Brooklyn Nets general manager says Blake Griffin feeling good, dunks no shock

ByRamona Shelburne ESPN logo
Friday, May 28, 2021

Brooklyn Nets general manager Sean Marks wasn't on social media Tuesday night when his starting power forward Blake Griffin started trending after two thunderous dunks over Boston Celtics center Robert Williams III.

But he wasn't surprised that the former dunk contest champion could still do that.

"He'd be the first to tell you he won't be jumping over a car anytime soon," Marks told ESPN. "But I think it's pretty clear for pretty much anyone just watching him play, he's feeling good.

"I honestly think it's almost, day by day, he keeps getting better and better and better."

When he joined the Nets as a free agent in February, after reaching a buyout agreement with the Detroit Pistons, Griffin hadn't dunked in a game since Dec. 12, 2019. In 28 games since joining the Nets, he has dunked 19 times. But it's not just a change in scenery-- or championship prospects-- that is giving him a lift.

Griffin's manager, Taylor Griffin, told ESPN that his brother had always targeted March in his return from a second arthroscopic knee surgery to fix a torn meniscus, which hampered him in Detroit's run to its first playoff appearance in three years during the 2019 season.

When the NBA decided to move up the start of this season to Christmas. Griffin still had three months of rehabilitation work to do in coming back from his second knee surgery in less than nine months.

"It was definitely a hurried-up schedule," Taylor Griffin said. "And I think we saw that a lot of guys just needed a little bit more time to get all the way back to game shape.

"He had already sat out so much of the previous year, there was no chance he'd sit out [the start of this season]. ... His knee was 100% healthy, but there's a difference in your body being healthy and being ready to play NBA level minutes every night."

In other words, Griffin wasn't going to be dunking much. He had already gone through too big of a setback after the first surgery, in April 2019, failed to correct the knee problem. "He didn't get as clean the first time as we would have hoped," Taylor Griffin said. "He always felt like there was something still off that whole time he was trying to play last season.

"But it was like night and day after the second procedure [in January 2020]."
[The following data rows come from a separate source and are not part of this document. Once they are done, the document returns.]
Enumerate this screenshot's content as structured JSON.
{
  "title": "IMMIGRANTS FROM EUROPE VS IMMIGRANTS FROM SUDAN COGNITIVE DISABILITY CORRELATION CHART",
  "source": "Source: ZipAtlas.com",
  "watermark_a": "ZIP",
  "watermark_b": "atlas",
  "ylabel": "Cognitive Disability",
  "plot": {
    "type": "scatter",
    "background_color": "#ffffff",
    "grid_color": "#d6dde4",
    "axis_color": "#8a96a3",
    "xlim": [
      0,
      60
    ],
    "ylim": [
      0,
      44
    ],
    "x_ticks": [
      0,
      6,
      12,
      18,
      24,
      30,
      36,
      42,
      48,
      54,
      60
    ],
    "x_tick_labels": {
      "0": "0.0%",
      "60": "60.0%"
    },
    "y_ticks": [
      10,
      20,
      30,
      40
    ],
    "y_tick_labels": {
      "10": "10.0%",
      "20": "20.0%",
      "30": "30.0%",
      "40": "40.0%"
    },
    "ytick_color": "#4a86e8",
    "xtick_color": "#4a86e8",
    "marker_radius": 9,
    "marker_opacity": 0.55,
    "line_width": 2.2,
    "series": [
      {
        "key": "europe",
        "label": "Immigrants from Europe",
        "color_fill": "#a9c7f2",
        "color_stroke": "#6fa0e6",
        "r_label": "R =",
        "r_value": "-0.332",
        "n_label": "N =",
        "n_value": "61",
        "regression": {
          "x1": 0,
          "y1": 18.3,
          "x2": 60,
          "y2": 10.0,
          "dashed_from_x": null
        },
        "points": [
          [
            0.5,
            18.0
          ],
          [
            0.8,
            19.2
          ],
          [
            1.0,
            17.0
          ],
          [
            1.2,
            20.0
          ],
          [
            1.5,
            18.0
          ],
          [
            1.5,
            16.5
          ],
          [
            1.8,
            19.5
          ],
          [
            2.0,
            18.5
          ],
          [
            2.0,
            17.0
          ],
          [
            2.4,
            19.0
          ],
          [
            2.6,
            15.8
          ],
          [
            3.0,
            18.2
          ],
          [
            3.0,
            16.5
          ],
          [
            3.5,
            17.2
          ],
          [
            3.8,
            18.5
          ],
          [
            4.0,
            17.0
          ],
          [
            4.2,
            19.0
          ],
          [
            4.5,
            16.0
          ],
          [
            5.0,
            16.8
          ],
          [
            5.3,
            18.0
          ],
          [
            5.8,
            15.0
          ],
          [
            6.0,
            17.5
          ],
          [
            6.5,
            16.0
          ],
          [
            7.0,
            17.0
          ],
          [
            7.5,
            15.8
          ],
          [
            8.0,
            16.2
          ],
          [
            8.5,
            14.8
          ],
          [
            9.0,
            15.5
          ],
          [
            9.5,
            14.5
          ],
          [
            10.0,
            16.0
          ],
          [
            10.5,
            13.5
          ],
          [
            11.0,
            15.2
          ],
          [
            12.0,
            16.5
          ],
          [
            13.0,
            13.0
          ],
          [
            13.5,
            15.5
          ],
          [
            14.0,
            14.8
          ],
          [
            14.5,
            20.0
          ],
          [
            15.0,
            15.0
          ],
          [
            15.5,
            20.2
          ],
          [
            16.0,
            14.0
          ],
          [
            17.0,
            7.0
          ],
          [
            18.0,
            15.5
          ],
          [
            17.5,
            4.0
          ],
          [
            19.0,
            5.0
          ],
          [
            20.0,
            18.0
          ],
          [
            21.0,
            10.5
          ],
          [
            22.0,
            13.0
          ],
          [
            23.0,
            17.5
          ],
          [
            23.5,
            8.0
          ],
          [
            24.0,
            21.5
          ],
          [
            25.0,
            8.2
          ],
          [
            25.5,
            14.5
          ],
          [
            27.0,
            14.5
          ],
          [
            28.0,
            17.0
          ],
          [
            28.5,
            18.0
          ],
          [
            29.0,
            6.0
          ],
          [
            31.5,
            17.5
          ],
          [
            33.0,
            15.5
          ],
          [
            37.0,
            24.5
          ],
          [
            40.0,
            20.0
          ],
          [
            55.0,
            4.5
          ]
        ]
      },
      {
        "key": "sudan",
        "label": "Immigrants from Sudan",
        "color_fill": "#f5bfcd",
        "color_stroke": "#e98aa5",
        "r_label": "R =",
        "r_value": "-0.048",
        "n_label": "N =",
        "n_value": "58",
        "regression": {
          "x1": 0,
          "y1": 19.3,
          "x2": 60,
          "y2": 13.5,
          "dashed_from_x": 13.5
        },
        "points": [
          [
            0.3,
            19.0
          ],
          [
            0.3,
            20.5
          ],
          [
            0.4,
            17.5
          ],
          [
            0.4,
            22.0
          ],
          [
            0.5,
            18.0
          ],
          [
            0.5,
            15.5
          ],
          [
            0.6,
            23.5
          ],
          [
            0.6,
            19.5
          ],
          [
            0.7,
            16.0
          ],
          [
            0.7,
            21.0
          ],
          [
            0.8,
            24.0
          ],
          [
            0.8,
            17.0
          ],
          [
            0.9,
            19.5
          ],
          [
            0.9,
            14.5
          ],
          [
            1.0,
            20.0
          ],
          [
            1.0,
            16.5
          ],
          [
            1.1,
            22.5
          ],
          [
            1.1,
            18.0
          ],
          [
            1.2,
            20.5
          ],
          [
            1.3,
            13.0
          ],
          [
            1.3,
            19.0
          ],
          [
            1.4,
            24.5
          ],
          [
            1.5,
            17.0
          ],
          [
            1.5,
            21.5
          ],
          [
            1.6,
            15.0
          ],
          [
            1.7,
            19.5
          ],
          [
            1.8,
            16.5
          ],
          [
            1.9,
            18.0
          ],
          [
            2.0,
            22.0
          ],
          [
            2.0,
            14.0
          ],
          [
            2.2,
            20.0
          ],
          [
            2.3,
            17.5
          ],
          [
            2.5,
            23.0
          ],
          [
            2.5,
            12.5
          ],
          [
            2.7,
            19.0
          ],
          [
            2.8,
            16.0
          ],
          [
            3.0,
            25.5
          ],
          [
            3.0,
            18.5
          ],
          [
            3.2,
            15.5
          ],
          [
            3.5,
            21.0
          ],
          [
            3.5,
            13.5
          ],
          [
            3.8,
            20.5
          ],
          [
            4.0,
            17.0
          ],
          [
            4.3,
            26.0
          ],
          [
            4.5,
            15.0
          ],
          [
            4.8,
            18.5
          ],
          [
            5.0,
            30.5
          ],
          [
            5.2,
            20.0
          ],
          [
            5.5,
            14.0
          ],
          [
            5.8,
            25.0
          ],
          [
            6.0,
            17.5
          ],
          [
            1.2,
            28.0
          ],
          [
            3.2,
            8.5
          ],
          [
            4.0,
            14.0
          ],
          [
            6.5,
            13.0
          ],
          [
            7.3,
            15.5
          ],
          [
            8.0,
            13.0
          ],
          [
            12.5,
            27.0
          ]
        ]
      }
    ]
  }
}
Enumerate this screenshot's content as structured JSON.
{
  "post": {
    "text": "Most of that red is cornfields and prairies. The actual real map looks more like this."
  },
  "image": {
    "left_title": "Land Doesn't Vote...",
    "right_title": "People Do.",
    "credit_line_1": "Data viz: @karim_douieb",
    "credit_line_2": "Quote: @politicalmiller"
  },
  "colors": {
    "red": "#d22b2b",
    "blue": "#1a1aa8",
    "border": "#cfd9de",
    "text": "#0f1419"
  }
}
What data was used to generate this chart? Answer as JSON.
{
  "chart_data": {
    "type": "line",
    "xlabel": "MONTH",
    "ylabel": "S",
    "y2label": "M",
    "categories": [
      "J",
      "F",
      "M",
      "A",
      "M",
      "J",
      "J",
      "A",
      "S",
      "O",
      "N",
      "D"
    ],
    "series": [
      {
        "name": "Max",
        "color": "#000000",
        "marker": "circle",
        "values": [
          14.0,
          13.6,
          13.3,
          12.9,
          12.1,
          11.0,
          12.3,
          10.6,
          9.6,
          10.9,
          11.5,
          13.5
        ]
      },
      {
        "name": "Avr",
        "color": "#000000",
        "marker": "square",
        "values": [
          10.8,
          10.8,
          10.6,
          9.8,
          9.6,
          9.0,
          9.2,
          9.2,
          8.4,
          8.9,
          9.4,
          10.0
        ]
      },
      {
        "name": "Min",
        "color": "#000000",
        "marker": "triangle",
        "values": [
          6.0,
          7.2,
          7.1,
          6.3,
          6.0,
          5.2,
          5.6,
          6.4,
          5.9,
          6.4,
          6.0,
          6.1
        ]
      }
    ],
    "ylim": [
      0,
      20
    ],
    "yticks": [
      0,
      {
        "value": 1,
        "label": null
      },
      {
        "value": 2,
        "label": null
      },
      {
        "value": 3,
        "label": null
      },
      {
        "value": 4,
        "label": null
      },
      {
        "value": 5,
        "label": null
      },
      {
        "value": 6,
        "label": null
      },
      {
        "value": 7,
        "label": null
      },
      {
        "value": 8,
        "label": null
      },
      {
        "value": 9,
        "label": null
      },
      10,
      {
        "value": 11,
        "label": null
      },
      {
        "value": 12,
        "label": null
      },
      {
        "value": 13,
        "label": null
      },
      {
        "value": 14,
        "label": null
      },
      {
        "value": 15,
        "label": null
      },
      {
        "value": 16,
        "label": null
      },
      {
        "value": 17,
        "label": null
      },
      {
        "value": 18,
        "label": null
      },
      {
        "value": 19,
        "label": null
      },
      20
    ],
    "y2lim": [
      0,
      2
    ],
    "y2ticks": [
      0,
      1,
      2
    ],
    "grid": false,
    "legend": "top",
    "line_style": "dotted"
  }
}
Griffin averaged 12.3 points, 5.2 rebounds and 4.9 assists in 20 games with the Pistons this season before both sides agreed to work on a trade or a buyout agreement. The Pistons were beginning a rebuild under new general manager Troy Weaver, whereas 31-year-old Griffin had just spent a year and a half trying to get his knee right so he could pick up where he'd left off, when the Pistons made the playoffs.

Griffin gave back a significant amount of money as part of his buyout agreement with the Pistons. Once he cleared waivers, Brooklyn quickly became his top choice.

Marks and the Nets took a long view on Griffin's health when they signed him as a free agent.

"We were going to take our time with him," Marks said. "Just to make sure we weren't pushing him too far, too fast, too early and so forth. "We knew what we were getting in terms of veteran and high-IQ player. So it was about being able to maximize what he's got left, career-wise. And from the first day we got him, we could see, 'OK, there's some more there.'"

Griffin has been far more productive, in about 10 fewer minutes per game with the Nets, than he was with the Pistons, shooting 12.7% better from the field and 6.8% better from behind the 3-point arc.

But it's those dunks that have turned heads on social media.

"We knew he could still dunk like that," said Griffin's longtime agent, Sam Goldfeder of Excel Sports. "It wasn't a surprise. It was just a matter of time."